What this may mean for your business;
- Targeting a different customer segment
- Entering a new niche
- Adjusting route to market
- Reshaping price or proposition
- Creating and forming partnerships
- Adding a complementary service
- Building recurring or subscription-based income
- Reducing reliance on one major customer or one sector
The OECD has also highlighted how businesses can create new revenue streams through adapting their models, including refurbishment, resale, leasing and other extensions that improve resilience while meeting changing customer demand.
So, agility is not simply just about firefighting. Done properly, it becomes a commercial capability.
One final reflection from my experience, "Do not keep all your eggs in one basket". Which leads to a wider entrepreneurial point.
For many owner-managed businesses, there is a strong strategic argument for not relying entirely on one business, one offer, one customer type or one sector forever. There can be real value in building a number of smaller, complementary revenue streams, and in some cases, a number of separate businesses too, rather than having everything dependent on one trading entity.
This does not mean random diversification, it does not mean chasing shiny new objects, and it certainly does not mean losing focus.
It means thinking sensibly about concentration risk.
McKinsey & Co. have long argued that diversification only creates value when there is a sound ownership logic behind it. This is an important caveat. The point here is not "more businesses at any cost", it is about building a sensible spread of opportunity and risk where the business owner can still add value.
For you the entrepreneur this may mean building opportunities across adjacent services, related sectors or different income models, so that one downturn does not hit the entire business portfolio at once.
Diversification is an important resilience theme, particularly where businesses are overly exposed to one source of risk. In simple terms, resilience improves when risk is not all sitting in one basket.
Remember; No business can control the external environment - But every business can improve how it responds to it.
In a world shaped by constant external factors (PESTLE pressure), "Adaptive Planning" is becoming less of a theory and more of a leadership discipline.
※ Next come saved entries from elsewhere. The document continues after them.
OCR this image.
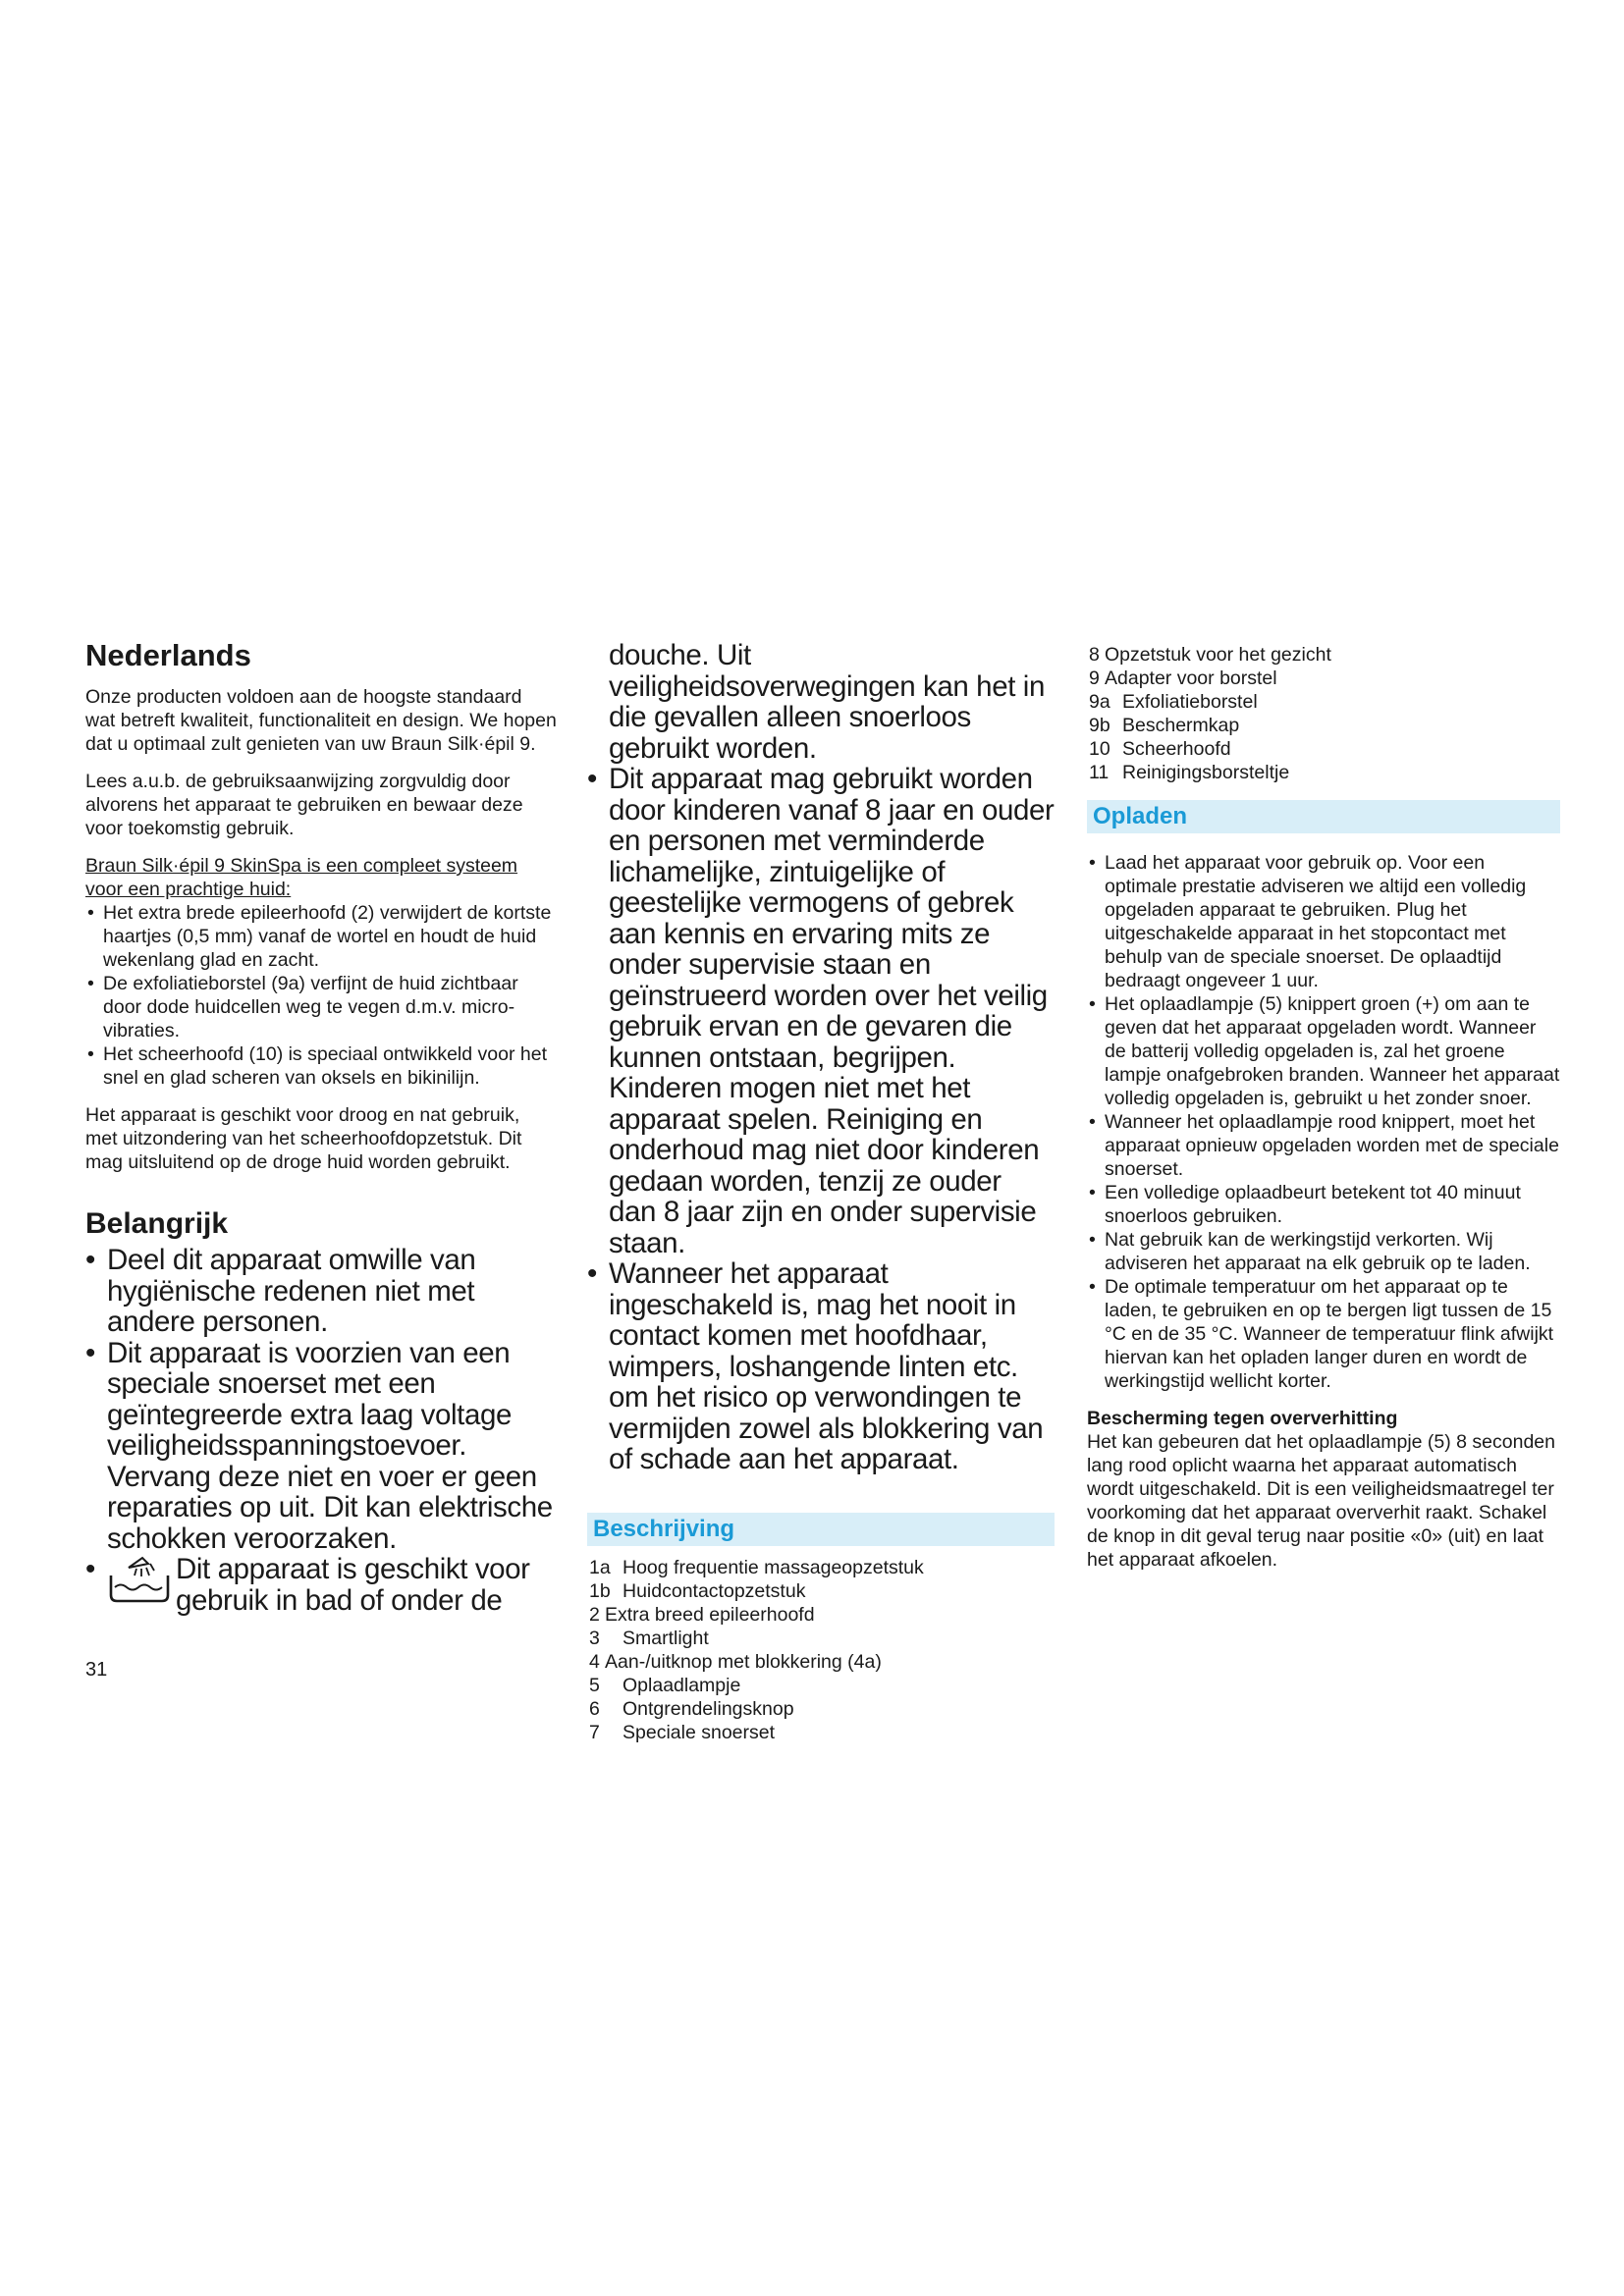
Nederlands

Onze producten voldoen aan de hoogste standaard wat betreft kwaliteit, functionaliteit en design. We hopen dat u optimaal zult genieten van uw Braun Silk·épil 9.

Lees a.u.b. de gebruiksaanwijzing zorgvuldig door alvorens het apparaat te gebruiken en bewaar deze voor toekomstig gebruik.

Braun Silk·épil 9 SkinSpa is een compleet systeem voor een prachtige huid:

• Het extra brede epileerhoofd (2) verwijdert de kortste haartjes (0,5 mm) vanaf de wortel en houdt de huid wekenlang glad en zacht.
• De exfoliatieborstel (9a) verfijnt de huid zichtbaar door dode huidcellen weg te vegen d.m.v. micro-vibraties.
• Het scheerhoofd (10) is speciaal ontwikkeld voor het snel en glad scheren van oksels en bikinilijn.

Het apparaat is geschikt voor droog en nat gebruik, met uitzondering van het scheerhoofdopzetstuk. Dit mag uitsluitend op de droge huid worden gebruikt.

Belangrijk
• Deel dit apparaat omwille van hygiënische redenen niet met andere personen.
• Dit apparaat is voorzien van een speciale snoerset met een geïntegreerde extra laag voltage veiligheidsspanningstoevoer. Vervang deze niet en voer er geen reparaties op uit. Dit kan elektrische schokken veroorzaken.
• Dit apparaat is geschikt voor gebruik in bad of onder de
31

douche. Uit veiligheidsoverwegingen kan het in die gevallen alleen snoerloos gebruikt worden.

• Dit apparaat mag gebruikt worden door kinderen vanaf 8 jaar en ouder en personen met verminderde lichamelijke, zintuigelijke of geestelijke vermogens of gebrek aan kennis en ervaring mits ze onder supervisie staan en geïnstrueerd worden over het veilig gebruik ervan en de gevaren die kunnen ontstaan, begrijpen. Kinderen mogen niet met het apparaat spelen. Reiniging en onderhoud mag niet door kinderen gedaan worden, tenzij ze ouder dan 8 jaar zijn en onder supervisie staan.
• Wanneer het apparaat ingeschakeld is, mag het nooit in contact komen met hoofdhaar, wimpers, loshangende linten etc. om het risico op verwondingen te vermijden zowel als blokkering van of schade aan het apparaat.
Beschrijving
1a Hoog frequentie massageopzetstuk
1b Huidcontactopzetstuk
2 Extra breed epileerhoofd
3	Smartlight
4 Aan-/uitknop met blokkering (4a)
5	Oplaadlampje
6	Ontgrendelingsknop
7	Speciale snoerset
8 Opzetstuk voor het gezicht
9 Adapter voor borstel
9a Exfoliatieborstel
9b Beschermkap
10 Scheerhoofd
11 Reinigingsborsteltje
Opladen
• Laad het apparaat voor gebruik op. Voor een optimale prestatie adviseren we altijd een volledig opgeladen apparaat te gebruiken. Plug het uitgeschakelde apparaat in het stopcontact met behulp van de speciale snoerset. De oplaadtijd bedraagt ongeveer 1 uur.
• Het oplaadlampje (5) knippert groen (+) om aan te geven dat het apparaat opgeladen wordt. Wanneer de batterij volledig opgeladen is, zal het groene lampje onafgebroken branden. Wanneer het apparaat volledig opgeladen is, gebruikt u het zonder snoer.
• Wanneer het oplaadlampje rood knippert, moet het apparaat opnieuw opgeladen worden met de speciale snoerset.
• Een volledige oplaadbeurt betekent tot 40 minuut snoerloos gebruiken.
• Nat gebruik kan de werkingstijd verkorten. Wij adviseren het apparaat na elk gebruik op te laden.
• De optimale temperatuur om het apparaat op te laden, te gebruiken en op te bergen ligt tussen de 15 °C en de 35 °C. Wanneer de temperatuur flink afwijkt hiervan kan het opladen langer duren en wordt de werkingstijd wellicht korter.
Bescherming tegen oververhitting

Het kan gebeuren dat het oplaadlampje (5) 8 seconden lang rood oplicht waarna het apparaat automatisch wordt uitgeschakeld. Dit is een veiligheidsmaatregel ter voorkoming dat het apparaat oververhit raakt. Schakel de knop in dit geval terug naar positie «0» (uit) en laat het apparaat afkoelen.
And for SMEs in particular, agility may be one of the greatest advantages you have.
Whilst larger organisations may have more resource, smaller businesses often have something just as valuable:- speed, closeness to the market and the ability to pivot before the window closes.
So, as an entrepreneur, a longer-term question for you;
Are you building one business and hoping it withstands every shock, or are you building a more resilient mix of opportunities that spreads risk and gives you more strategic options?